摘 要一直以來,我國基礎養老金還處在省級統籌甚至是市級層面,推進養老保險統籌層次,實現基礎養老金全國統籌是學界關注的熱點問題。通過對我國基礎養老金現狀的分析,發現我國基礎養老保險全國統籌存在區域發展不平衡、地區利益不統一、中央與地方事權劃分不清、缺乏統一的信息管理體系等問題。結合德國、新加坡、智利、美國、英國等國家養老保險全國統籌的制度模式的經驗,我國基礎養老保險全國統籌應該立足國情,推進機構改革,建立國家養老保險局。
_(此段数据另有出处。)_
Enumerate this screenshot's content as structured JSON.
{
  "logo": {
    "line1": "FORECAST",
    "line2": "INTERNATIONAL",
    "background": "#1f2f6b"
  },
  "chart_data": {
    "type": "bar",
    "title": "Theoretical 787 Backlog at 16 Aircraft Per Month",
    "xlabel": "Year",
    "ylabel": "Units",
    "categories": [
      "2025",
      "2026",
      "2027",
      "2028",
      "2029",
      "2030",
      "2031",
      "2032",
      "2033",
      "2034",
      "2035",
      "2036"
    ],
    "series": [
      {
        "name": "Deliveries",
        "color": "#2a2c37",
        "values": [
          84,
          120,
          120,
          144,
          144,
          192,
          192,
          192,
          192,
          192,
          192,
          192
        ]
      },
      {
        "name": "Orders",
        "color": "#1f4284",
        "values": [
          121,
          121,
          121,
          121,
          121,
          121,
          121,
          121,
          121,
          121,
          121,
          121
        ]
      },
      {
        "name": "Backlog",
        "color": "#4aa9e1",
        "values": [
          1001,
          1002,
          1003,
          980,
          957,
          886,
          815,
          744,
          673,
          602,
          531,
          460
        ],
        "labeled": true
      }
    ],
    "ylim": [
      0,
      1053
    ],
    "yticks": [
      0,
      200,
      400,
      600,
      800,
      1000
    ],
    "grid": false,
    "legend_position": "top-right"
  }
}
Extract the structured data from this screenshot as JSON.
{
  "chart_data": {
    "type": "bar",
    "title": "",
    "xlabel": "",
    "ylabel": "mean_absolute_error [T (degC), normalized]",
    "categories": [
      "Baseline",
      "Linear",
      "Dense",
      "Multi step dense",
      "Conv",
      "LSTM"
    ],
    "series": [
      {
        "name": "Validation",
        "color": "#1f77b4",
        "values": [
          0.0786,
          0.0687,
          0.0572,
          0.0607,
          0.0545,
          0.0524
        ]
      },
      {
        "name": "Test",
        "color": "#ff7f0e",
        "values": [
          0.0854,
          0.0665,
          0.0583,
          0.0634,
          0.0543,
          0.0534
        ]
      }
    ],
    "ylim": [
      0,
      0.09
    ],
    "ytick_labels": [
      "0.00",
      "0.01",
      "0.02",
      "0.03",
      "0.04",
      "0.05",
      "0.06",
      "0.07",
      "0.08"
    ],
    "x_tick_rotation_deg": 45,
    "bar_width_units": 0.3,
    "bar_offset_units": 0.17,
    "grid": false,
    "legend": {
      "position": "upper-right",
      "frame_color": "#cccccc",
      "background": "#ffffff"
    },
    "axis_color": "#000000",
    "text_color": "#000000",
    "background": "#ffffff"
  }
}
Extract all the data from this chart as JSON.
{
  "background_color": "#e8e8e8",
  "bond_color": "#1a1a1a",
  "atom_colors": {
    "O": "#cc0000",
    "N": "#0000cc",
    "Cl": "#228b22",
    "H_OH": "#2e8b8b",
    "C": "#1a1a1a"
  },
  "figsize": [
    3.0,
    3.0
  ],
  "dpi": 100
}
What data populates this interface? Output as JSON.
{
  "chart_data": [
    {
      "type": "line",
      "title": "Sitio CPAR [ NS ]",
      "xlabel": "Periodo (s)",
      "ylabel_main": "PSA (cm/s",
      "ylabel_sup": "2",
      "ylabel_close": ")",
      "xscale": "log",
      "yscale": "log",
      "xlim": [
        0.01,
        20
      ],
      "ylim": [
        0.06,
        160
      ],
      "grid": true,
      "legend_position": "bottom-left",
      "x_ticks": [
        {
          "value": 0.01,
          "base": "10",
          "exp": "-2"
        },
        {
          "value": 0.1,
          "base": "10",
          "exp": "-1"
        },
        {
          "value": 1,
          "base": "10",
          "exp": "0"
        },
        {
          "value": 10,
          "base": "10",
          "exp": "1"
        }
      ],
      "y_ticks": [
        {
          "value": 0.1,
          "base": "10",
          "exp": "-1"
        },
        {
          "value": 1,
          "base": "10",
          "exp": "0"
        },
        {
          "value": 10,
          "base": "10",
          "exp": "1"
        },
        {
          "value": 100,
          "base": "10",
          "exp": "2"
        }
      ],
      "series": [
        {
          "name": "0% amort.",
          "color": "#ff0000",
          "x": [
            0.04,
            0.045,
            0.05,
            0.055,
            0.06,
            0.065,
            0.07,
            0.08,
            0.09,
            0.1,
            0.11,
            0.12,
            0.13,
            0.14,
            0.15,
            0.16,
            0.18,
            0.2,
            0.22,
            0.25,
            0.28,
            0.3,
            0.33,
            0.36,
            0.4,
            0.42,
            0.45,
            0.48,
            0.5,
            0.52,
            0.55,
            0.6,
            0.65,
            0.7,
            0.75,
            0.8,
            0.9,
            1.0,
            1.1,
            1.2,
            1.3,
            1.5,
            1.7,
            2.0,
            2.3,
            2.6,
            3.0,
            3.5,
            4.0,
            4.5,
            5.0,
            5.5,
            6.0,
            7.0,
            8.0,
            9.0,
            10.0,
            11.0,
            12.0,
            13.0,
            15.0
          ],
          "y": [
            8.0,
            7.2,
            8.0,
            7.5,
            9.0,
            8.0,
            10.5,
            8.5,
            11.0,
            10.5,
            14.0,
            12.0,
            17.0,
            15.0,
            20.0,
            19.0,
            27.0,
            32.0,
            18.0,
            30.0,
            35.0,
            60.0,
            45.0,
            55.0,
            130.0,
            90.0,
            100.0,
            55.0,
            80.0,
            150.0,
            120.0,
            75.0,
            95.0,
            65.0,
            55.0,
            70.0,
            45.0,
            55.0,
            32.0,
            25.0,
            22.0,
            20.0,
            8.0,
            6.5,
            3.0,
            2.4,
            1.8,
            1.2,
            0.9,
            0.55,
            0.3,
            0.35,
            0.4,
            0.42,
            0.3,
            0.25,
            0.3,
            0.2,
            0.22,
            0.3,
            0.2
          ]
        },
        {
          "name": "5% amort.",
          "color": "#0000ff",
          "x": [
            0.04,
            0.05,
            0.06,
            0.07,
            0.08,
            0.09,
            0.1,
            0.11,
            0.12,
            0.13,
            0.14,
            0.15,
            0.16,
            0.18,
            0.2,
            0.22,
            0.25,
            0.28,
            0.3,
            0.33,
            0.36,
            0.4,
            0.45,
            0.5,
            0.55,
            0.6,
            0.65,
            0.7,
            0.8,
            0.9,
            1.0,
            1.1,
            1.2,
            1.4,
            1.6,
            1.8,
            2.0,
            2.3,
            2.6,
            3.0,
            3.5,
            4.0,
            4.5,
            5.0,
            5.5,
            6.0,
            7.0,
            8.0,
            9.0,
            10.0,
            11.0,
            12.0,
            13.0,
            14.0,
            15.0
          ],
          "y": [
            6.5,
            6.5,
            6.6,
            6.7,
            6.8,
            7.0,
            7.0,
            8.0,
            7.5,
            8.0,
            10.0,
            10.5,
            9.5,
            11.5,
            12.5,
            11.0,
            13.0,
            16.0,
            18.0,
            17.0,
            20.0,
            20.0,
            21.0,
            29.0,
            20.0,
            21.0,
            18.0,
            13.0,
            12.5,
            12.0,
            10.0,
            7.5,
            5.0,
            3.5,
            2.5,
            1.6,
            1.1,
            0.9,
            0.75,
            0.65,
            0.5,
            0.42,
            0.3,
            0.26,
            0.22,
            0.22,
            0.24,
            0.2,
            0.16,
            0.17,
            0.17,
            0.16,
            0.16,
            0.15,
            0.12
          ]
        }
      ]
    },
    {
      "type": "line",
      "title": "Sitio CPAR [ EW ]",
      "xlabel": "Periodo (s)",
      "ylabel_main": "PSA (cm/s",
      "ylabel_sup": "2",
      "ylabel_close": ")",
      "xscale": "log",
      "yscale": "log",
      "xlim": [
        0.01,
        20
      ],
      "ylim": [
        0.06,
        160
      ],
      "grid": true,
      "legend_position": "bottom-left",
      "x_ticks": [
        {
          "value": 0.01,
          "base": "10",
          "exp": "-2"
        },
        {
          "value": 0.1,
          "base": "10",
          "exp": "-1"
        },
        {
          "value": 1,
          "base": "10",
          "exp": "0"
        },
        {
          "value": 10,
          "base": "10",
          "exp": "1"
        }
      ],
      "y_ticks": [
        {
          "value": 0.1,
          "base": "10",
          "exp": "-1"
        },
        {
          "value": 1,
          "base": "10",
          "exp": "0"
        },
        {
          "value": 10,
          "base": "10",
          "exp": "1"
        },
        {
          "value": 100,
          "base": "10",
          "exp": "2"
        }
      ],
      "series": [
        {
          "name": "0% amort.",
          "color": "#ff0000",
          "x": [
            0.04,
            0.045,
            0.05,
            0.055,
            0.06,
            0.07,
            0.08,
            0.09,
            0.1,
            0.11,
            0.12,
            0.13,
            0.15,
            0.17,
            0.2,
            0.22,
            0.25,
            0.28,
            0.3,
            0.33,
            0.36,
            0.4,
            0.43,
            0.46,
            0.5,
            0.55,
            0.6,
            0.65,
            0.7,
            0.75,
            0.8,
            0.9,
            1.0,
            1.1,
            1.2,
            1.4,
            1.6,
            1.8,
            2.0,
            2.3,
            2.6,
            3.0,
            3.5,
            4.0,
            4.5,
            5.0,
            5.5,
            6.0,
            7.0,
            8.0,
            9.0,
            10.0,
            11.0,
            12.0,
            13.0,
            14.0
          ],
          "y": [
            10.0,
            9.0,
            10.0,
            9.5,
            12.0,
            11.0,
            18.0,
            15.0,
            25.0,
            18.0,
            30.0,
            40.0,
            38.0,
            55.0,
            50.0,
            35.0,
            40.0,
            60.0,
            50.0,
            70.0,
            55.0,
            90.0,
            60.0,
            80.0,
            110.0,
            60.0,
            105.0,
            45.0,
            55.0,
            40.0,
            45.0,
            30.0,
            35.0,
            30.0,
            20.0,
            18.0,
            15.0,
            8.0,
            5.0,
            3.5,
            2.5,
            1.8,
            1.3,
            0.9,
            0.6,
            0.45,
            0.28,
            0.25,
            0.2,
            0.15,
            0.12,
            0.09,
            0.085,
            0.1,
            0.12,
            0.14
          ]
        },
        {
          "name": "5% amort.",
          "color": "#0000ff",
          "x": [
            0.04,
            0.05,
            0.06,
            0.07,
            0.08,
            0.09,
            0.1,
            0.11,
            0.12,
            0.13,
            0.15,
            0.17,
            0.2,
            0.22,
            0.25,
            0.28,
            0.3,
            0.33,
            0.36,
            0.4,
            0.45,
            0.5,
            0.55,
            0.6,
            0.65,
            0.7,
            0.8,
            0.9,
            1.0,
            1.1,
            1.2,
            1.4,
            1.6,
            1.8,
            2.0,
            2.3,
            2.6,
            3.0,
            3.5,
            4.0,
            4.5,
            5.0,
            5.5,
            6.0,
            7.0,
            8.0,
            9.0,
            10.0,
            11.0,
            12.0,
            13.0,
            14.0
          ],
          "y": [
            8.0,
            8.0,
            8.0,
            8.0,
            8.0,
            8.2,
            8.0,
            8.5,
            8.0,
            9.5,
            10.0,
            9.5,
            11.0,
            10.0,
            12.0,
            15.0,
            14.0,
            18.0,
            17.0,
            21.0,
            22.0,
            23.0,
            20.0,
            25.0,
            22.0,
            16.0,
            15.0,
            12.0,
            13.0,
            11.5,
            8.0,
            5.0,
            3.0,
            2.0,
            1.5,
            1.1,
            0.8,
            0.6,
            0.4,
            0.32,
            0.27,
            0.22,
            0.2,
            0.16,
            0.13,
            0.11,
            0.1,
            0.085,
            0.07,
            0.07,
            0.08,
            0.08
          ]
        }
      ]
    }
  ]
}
并且,利用大數據分析技術,建立養老保險信息數據庫,以此推進基礎養老金全國統籌的進程。
關鍵詞基礎養老金全國統籌;制度性改革;國際經驗
[中圖分類號]F840.32[文獻標識碼] A[文章編號]1673-0461(2019)03-0089-09
一、引 ?言
我國城鎮職工基本養老保險統籌層次提高經歷了一個漫長的發展過程。從1991年國務院發布《關于企業職工養老保險制度改革的決定》開始,城鎮職工基本養老保險改革試點在全國范圍內逐漸展開,同時規定了城鎮職工基本養老保險統籌水平由縣市級統籌逐漸向省級統籌過渡的發展目標,這是我國職工基本養老保險省級統籌的開端。2009年底,人社部發布的統計公報顯示我國31個省份和新疆生產建設兵團全面建成養老保險省級統籌制度,但按照省級統籌“六統一”標準①,大部分省份遠遠沒有達到要求,僅僅實現最低層次的省級統籌。2010年頒布的《社會保險法》中提到“基本養老保險基金逐步實行全國統籌”,為養老金最終實現全國統籌提供了強有力的法理依據。隨后的八年時間里,每年均有相關政策文件里提到基礎養老金實現全國統籌的要求,但到目前為止仍沒有具體的實施方案出臺。2017年10月黨的十九大報告中明確提出“盡快實現養老保險全國統籌”,再一次將養老保險改革的焦點放在養老保險全國統籌上,也反映了加快推進基礎養老金全國統籌緊迫性。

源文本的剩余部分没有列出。